Dazu gehören eben Opfer, Zeitpunkte, Tatabläufe usw. und das alles dauert und muss eben gewöhnlich zweimal erledigt werden. Zum Vergleich: In Amerika "sitzt" auf dem Beifahrersitz eines Polizeiautos ein Computer, mit Bildschirm, Tastatur und Internet. Deutsche Polizisten haben in der Regel noch nicht einmal ein Diensthandy, auch wenn sich das derzeit ändert, auch Tablets werden Stück für Stück eingeführt.
Die Polizei ist bundesweit noch in der analogen Welt unterwegs. Der Kollege nimmt die Anzeige mit Zettel und Stift auf und gibt es in der Dienstelle in unterschiedliche Anwendungen ein.
Kleine Fische fangen
Dass das wertvolle Zeit kostet, das ist klar, außerdem ist es ineffektiv, was könnte man in dieser Zeit nicht alles Sinnvolles tun! Streife fahren, Zusammenhänge ermitteln oder vielleicht einen Enkeltrick-Betrüger festnehmen, der zum Übergabetreffpunkt gekommen ist.
Doch in den allermeisten Fällen liegt hier leider oft auch nur jemand in Handschellen am Boden, der so nett war, einen Botendienst zu übernehmen. Das bedeutet: Er wurde vielleicht angesprochen und - wie die Opfer auch - mit einer überzeugenden Geschichte zu der kleinen Gefälligkeit überredet. Der Kontaktmann bleibt anonym, an der Stelle würde also die Spur in der Regel enden. Die nächsthöhere Hierarchieebene beobachtet vielleicht das Treiben aus sicherer Entfernung und ist verschwunden, wenn bei der Übergabe des Geldes etwas schief läuft oder gar die Polizei auftaucht.
Wir haben es mit organisierter Kriminalität zu tun, Bandenstrukturen, professionell aufgebaut, mit Strohmännern und Hierarchien. Das Ziel der Polizei ist es, die Strukturen zu zerschlagen.

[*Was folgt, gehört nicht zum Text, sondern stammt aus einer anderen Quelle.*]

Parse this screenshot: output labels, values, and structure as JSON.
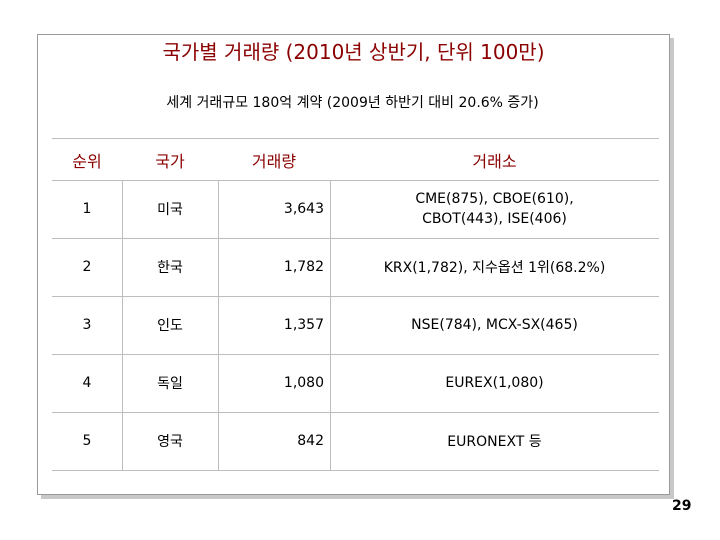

Ist es nur die fehlende Digitalisierung?
Wie auch in der Wirtschaft ist der Fachkräftemangel ein großes Problem der Polizei. Es fehlen schlicht Leute, um zum Beispiel überall Abteilungen aufzubauen, die sich ausschließlich mit genau solchen Fällen beschäftigen. Auch ist nicht jeder Polizeibeamte im perfekten Alter, um sich in neue IT-Technik einzuarbeiten. Im Gegenteil: Das Durchschnittsalter ist auch hier recht hoch, das bedeutet: Es gibt zwar ein hohes Erfahrungswissen, das aber in Kürze auch noch verloren geht, wenn die Kollegen demnächst in Pension gehen, so Alexander Poitz. Damit sind wir auch bei der Frage, wie viel Zeit und Aufwand sind sinnvoll eingesetzt z.B. für Schulungen und das Einarbeitungen in völlig neue Arbeitsweisen. Denn die - diese Erfahrung hat jeder schon gemacht - brauchen schlicht eine Weile, bis sie so gut von der Hand gehen, dass sich wirklich ein Mehrwert in der täglichen Arbeit ergibt.

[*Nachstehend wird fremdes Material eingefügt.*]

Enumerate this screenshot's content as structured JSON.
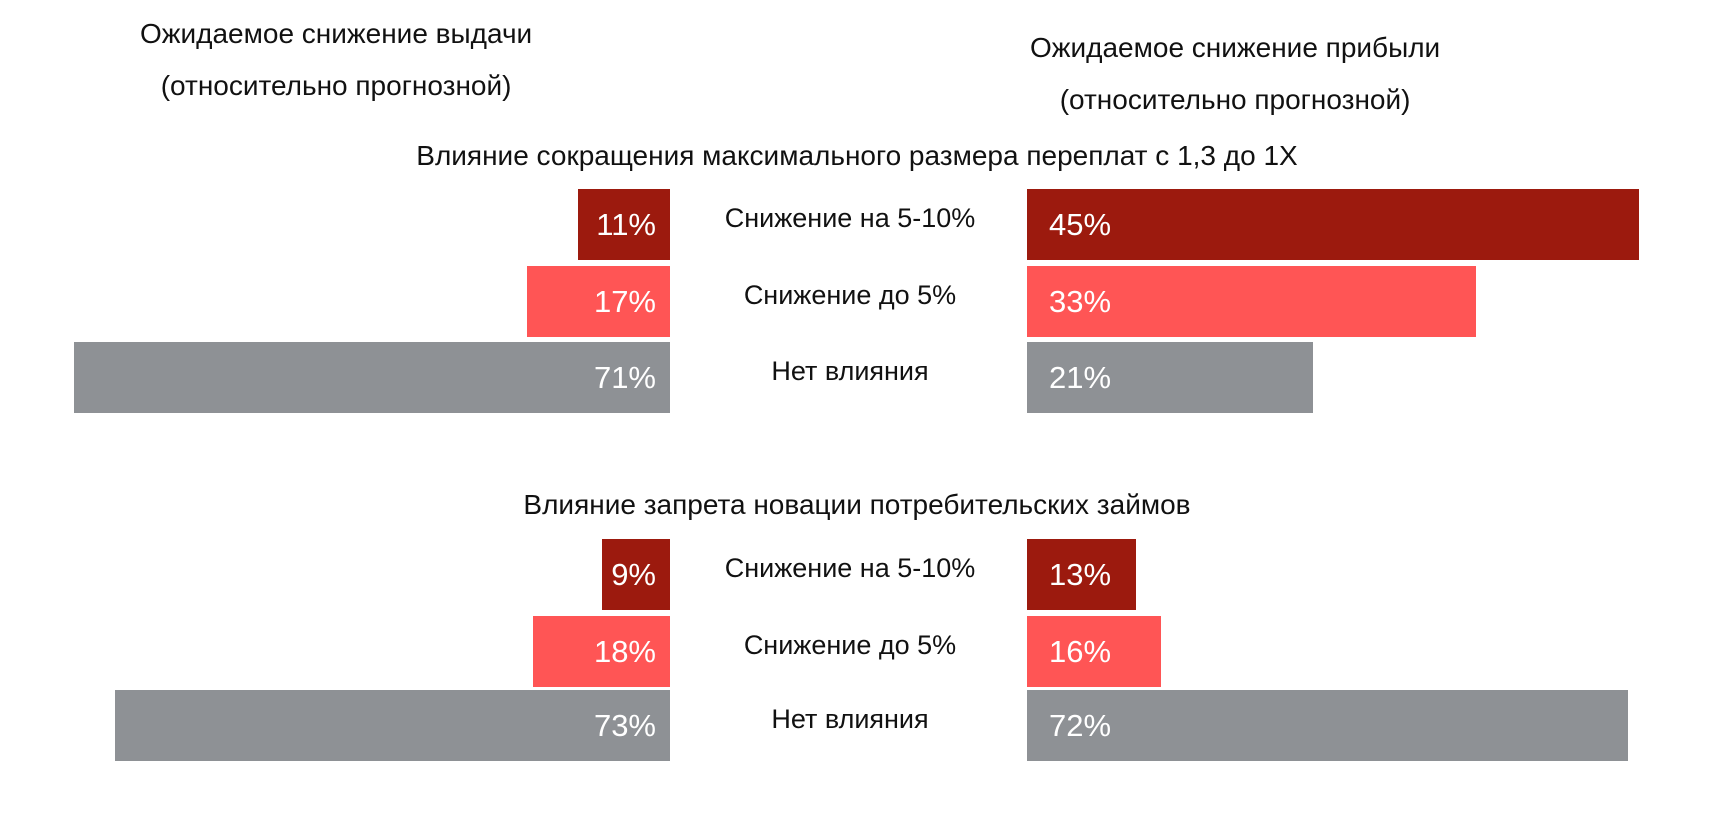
{
  "chart_data": {
    "type": "bar",
    "orientation": "horizontal-diverging",
    "left_title": [
      "Ожидаемое снижение выдачи",
      "(относительно прогнозной)"
    ],
    "right_title": [
      "Ожидаемое снижение прибыли",
      "(относительно прогнозной)"
    ],
    "categories": [
      "Снижение на 5-10%",
      "Снижение до 5%",
      "Нет влияния"
    ],
    "colors": [
      "#9c1a0e",
      "#ff5555",
      "#8e9195"
    ],
    "groups": [
      {
        "title": "Влияние сокращения максимального размера переплат с 1,3 до 1Х",
        "left_values": [
          11,
          17,
          71
        ],
        "right_values": [
          45,
          33,
          21
        ]
      },
      {
        "title": "Влияние запрета новации потребительских займов",
        "left_values": [
          9,
          18,
          73
        ],
        "right_values": [
          13,
          16,
          72
        ]
      }
    ],
    "unit": "%"
  }
}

Wie international sind die Täter?
Wir machen es uns zu einfach, wenn wir sagen, dass die Täter sowieso "im Ausland" sitzen. Sie arbeiten schlicht international. Das heißt zum Beispiel: Die Server stehen vielleicht irgendwo in Übersee und wurden von Leuten angemietet, die schon dort schwer greifbar sind. Damit geht die Verfolgung der IP-Adresse schon mal ins Leere. Die nächste Hierarchie-Ebene ist vielleicht eine Art Callcenter am anderen Ende der Welt und trotzdem kann der Kopf und Organisator und wirkliche Profiteur der Truppe in Deutschland sitzen. Das macht deutlich: Die deutsche Polizei alleine wird solche Strukturen nicht zerschlagen können. Deshalb wird auch international ermittelt und das durchaus auch erfolgreich, auch wenn die Netzwerke sehr komplex aufgebaut sind.
In den Fällen, die ich betreut habe, ist es häufig so, dass man Beweise für ein Netzwerk gefunden hat, die nicht in Deutschland waren und die durch internationale Ermittlungen aufgeflogen sind.

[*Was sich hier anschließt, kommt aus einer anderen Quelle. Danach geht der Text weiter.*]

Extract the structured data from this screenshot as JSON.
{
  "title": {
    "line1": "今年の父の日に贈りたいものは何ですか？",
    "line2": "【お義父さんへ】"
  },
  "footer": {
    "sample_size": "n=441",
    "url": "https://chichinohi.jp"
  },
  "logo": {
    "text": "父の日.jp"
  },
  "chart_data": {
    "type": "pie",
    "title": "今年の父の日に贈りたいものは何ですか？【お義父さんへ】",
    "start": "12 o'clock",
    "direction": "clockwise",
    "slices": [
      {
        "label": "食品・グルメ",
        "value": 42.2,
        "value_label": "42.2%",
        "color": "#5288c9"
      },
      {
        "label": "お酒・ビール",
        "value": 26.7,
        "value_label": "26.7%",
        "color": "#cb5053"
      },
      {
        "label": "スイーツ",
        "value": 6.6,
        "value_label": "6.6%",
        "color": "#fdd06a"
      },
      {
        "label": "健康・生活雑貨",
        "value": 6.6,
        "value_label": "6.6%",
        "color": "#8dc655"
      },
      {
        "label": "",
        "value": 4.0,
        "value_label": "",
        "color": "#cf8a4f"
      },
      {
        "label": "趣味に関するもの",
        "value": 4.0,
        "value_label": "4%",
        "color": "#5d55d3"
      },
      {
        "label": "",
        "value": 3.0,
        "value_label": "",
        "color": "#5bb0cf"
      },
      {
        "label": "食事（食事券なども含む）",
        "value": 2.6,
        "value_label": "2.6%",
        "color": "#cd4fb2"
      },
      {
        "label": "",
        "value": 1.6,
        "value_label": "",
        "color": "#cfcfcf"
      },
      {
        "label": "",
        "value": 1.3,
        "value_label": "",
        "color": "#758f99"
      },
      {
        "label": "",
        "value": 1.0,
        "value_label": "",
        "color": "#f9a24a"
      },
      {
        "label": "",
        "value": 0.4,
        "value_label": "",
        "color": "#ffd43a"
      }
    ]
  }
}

Das solche internationalen Ermittlungen Zeit brauchen, das ist logisch. Trotzdem gibt es bei den spezialisierten Staatsanwaltschaften und Landeskriminalämtern durchaus Cyberermittler, die sehr schnell reagieren können, bevor eben digitale Spuren verwischt werden. Diese digitalen Spuren länger zu erhalten, das ist der Wunsch der Polizei und da sind wir beim Thema Vorratsdatenspeicherung, das immer noch diskutiert wird.
Quick Freeze - der Datenkühlschrank
Wieviel Datenschutz ist ausreichend, wo wird die Grenze zum Überwachungsstaat überschritten? Die Verbindungsdaten eines friedlichen Bürgers sind eben nun einmal von denen eines Enkeltrick-Betrügers nicht zu unterscheiden. Die Telekom zum Beispiel löscht Standortdaten nach sieben Tagen, die Daten von Anrufen, Gesprächsdauer, kontaktierte Nummer und Funkzelle bis zu 80 Tage, wenn sie für eine Abrechnung erforderlich sind. Bei einer Flatrate werden die Daten auch schon nach sieben Tagen gelöscht. IP-Adressen ebenso.
Andere Anbieter löschen schon nach drei Tagen oder speichern gar nicht. Seit dem Stopp der Vorratsdatenspeicherung durch das Bundesverfassungsgericht im März 2010 gibt weder eine Mindestspeicherpflicht noch eine einheitliche Löschpraxis. Die Begründung des Gerichts damals:
Der Grundsatz der Verhältnismäßigkeit verlangt, dass die gesetzliche Ausgestaltung einer solchen Datenspeicherung dem besonderen Gewicht des mit der Speicherung verbundenen Grundrechtseingriffs angemessen Rechnung trägt.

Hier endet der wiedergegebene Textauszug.